Critical Thinking: On Branching Narrative

Last time, I mused a bit on the concept of linearity versus openness in gaming. Today, I’d like to continue that line of thought, with a look at narrative paths in game design. See, I was reading an article the other day – an interview with TellTale Games – where it was revealed that they almost cut Clementine from The Walking Dead. If you’re among those who’ve played the game, I’m sure you’ll agree that it would have been a catastrophic choice which would have resulted in one of the best features of the game – one of the game’s sole driving factors – being absent.

It’s actually not going too far to say that The Walking Dead wouldn’t have been anywhere near as good without her. It simply wouldn’t have been the same – there really would have been no emotional investiture. None of the choices would have carried the same weight, none of the consequences would have had the same impact. Without Clementine there to rely on Lee – on the player – for safety and protection,without her to look up to him; his choices would have seemed more about self-interest than anything.  

For a game that carries with it such heavy undertones of redemption, that would have been tragic.


But we’re getting a bit off track. One of the main topics of this interview was the inherent danger in giving a player too many choices – in becoming obsessed with having an ‘open’ narrative. As I discussed last time, a truly open and free-choice game is virtually impossible. The medium simply doesn’t allow for it. As a result, there needs to be a limit. There needs to be a narrative guardrail, of sorts.
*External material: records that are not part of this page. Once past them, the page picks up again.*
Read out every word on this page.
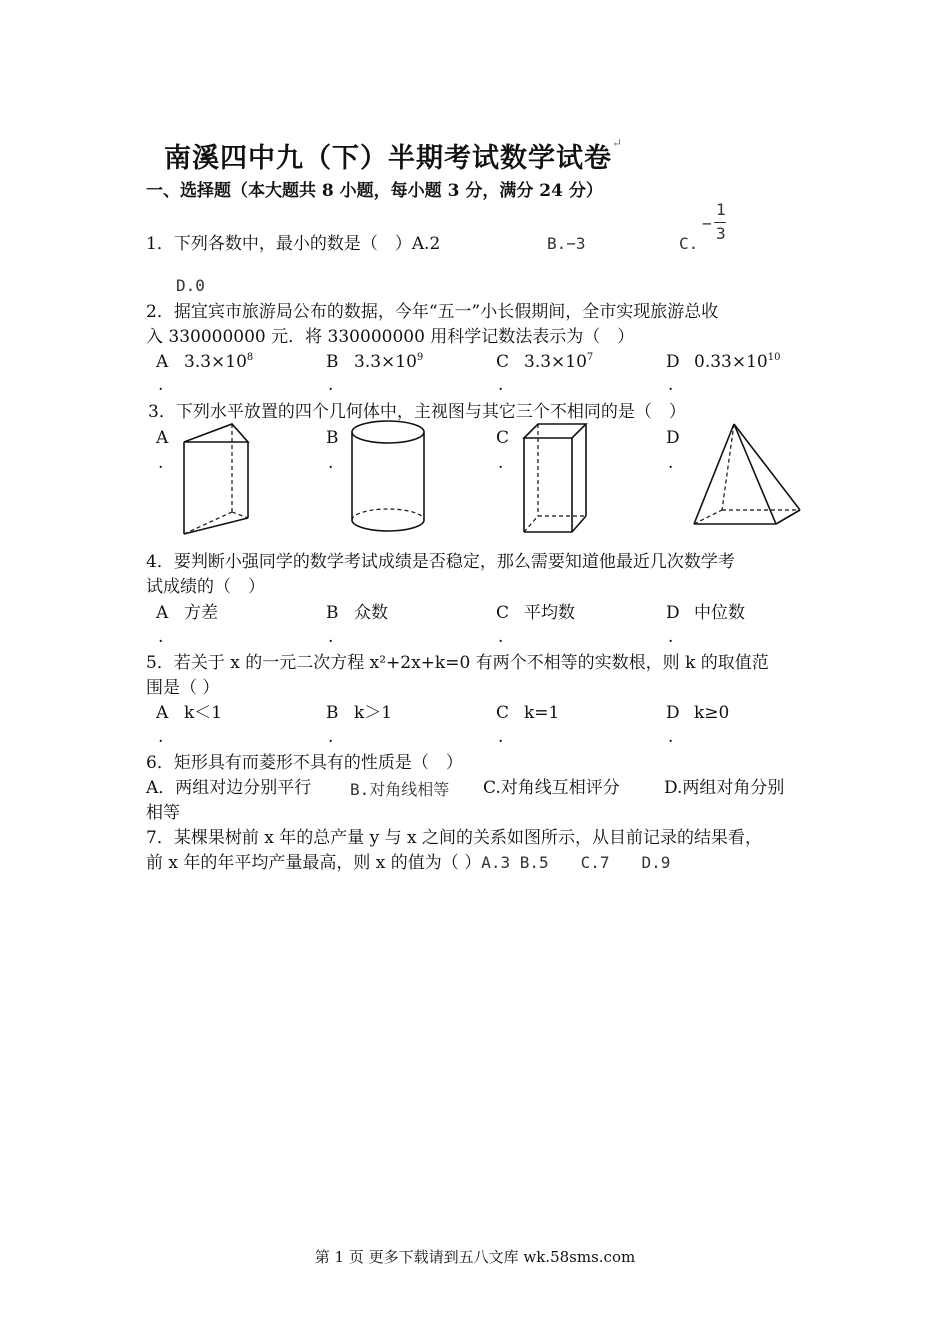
南溪四中九（下）半期考试数学试卷↵
一、选择题（本大题共 8 小题，每小题 3 分，满分 24 分）
1．下列各数中，最小的数是（　）A.2	B.−3	C.
−
1
3
D.0
2．据宜宾市旅游局公布的数据，今年“五一”小长假期间，全市实现旅游总收
入 330000000 元．将 330000000 用科学记数法表示为（　）
A $3.3\times 10^8$	B $3.3\times 10^9$	C $3.3\times 10^7$	D $0.33\times 10^{10}$
.	.	.	.
3．下列水平放置的四个几何体中，主视图与其它三个不相同的是（　）
A	B	C	D
.	.	.	.
4．要判断小强同学的数学考试成绩是否稳定，那么需要知道他最近几次数学考
试成绩的（　）
A 方差	B 众数	C 平均数	D 中位数
.	.	.	.
5．若关于 x 的一元二次方程 x²+2x+k=0 有两个不相等的实数根，则 k 的取值范
围是（ ）
A k＜1	B k＞1	C k=1	D k≥0
.	.	.	.
6．矩形具有而菱形不具有的性质是（　）
A．两组对边分别平行 B.对角线相等 C.对角线互相评分	D.两组对角分别
相等
7．某棵果树前 x 年的总产量 y 与 x 之间的关系如图所示，从目前记录的结果看，
前 x 年的年平均产量最高，则 x 的值为（ ）A.3 B.5　　C.7　　D.9
第 1 页 更多下载请到五八文库 wk.58sms.com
If you don’t limit things, you eventually reach a point where you’ve become so obsessed with branches – so consumed with the idea of player agency – that you’ve diluted and sacrificed the integrity of your story. 
 
Telltale creative lead Jake Rodkin basically said as much in the interview. 
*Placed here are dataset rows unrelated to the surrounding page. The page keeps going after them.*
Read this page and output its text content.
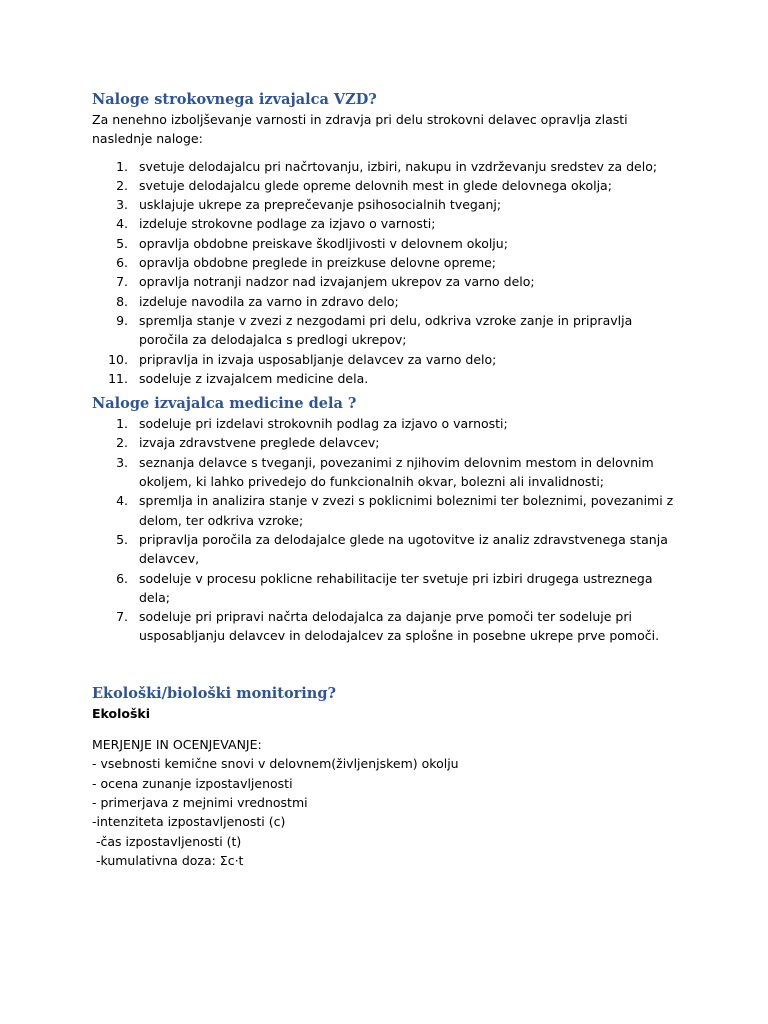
Naloge strokovnega izvajalca VZD?

Za nenehno izboljševanje varnosti in zdravja pri delu strokovni delavec opravlja zlasti naslednje naloge:

1. svetuje delodajalcu pri načrtovanju, izbiri, nakupu in vzdrževanju sredstev za delo;
2. svetuje delodajalcu glede opreme delovnih mest in glede delovnega okolja;
3. usklajuje ukrepe za preprečevanje psihosocialnih tveganj;
4. izdeluje strokovne podlage za izjavo o varnosti;
5. opravlja obdobne preiskave škodljivosti v delovnem okolju;
6. opravlja obdobne preglede in preizkuse delovne opreme;
7. opravlja notranji nadzor nad izvajanjem ukrepov za varno delo;
8. izdeluje navodila za varno in zdravo delo;
9. spremlja stanje v zvezi z nezgodami pri delu, odkriva vzroke zanje in pripravlja poročila za delodajalca s predlogi ukrepov;
10. pripravlja in izvaja usposabljanje delavcev za varno delo;
11. sodeluje z izvajalcem medicine dela.
Naloge izvajalca medicine dela ?
1. sodeluje pri izdelavi strokovnih podlag za izjavo o varnosti;
2. izvaja zdravstvene preglede delavcev;
3. seznanja delavce s tveganji, povezanimi z njihovim delovnim mestom in delovnim okoljem, ki lahko privedejo do funkcionalnih okvar, bolezni ali invalidnosti;
4. spremlja in analizira stanje v zvezi s poklicnimi boleznimi ter boleznimi, povezanimi z delom, ter odkriva vzroke;
5. pripravlja poročila za delodajalce glede na ugotovitve iz analiz zdravstvenega stanja delavcev,
6. sodeluje v procesu poklicne rehabilitacije ter svetuje pri izbiri drugega ustreznega dela;
7. sodeluje pri pripravi načrta delodajalca za dajanje prve pomoči ter sodeluje pri usposabljanju delavcev in delodajalcev za splošne in posebne ukrepe prve pomoči.
Ekološki/biološki monitoring?

Ekološki

MERJENJE IN OCENJEVANJE:
- vsebnosti kemične snovi v delovnem(življenjskem) okolju
- ocena zunanje izpostavljenosti
- primerjava z mejnimi vrednostmi
-intenziteta izpostavljenosti (c)
-čas izpostavljenosti (t)
-kumulativna doza: Σc·t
“I think with the idea of an interactive story it?s really, really easy to get fixated on branching the narrative just for the sake of having more branches,” explained Rodkin.” You can spend forever coming up with cool ways to branch a story and lose sight of what makes the choices that you?re branching have resonance in the first place, which is the context that?s built up before the choice is made?the reason that a player is actually making a choice. It turns out that you can branch your narrative all you want, and that doesn?t make your narrative any more meaningful if the act of actually making those choices have no meaning.?

That’s what Clementine added to The Walking Dead more than anything: she gave the choices made by the player actual meaning. They weren’t just a series of arbitrary decisions forced on Lee, nor were they simply added forks in a plot-driven railroad. The addition of a father-daughter dynamic to Lee’s story caused the player to actually feel a connection to the narrative. They weren’t simply tromping along the road, not bothering to look at the scenery and moving from one choice to the next- they were actually thinking about how each decision would impact Clementine, and whether or not she’d be harmed. 

In short, the players were actually invested in securing Clementine’s well-being. 


That, I think, is what a lot of narratives lack these days, just as its what’s lacking in the vast majority of moral choice systems: meaning and emotional investment. You can add all the little decisions you want, you can add a flashy karma meter and have NPCs respond to every move a character makes, but at the end of the day, if the player doesn’t give a damn about their choices, none of this matters. 

If you just present a black-and-white choice to them and simply inform them that one path is good; the other, without explaining why – without making them care – it doesn’t matter how deep and driven your story is, it doesn’t matter how many choices you give your players, or how many dilemmas they have to soldier through. You can give them a million, billion choices, and they still aren’t likely to pay your story much mind. If, however, you do something to make them care – if you get the emotionally invested – even a simple fork in the road can be one of the most memorable, meaningful choices they’ll ever make.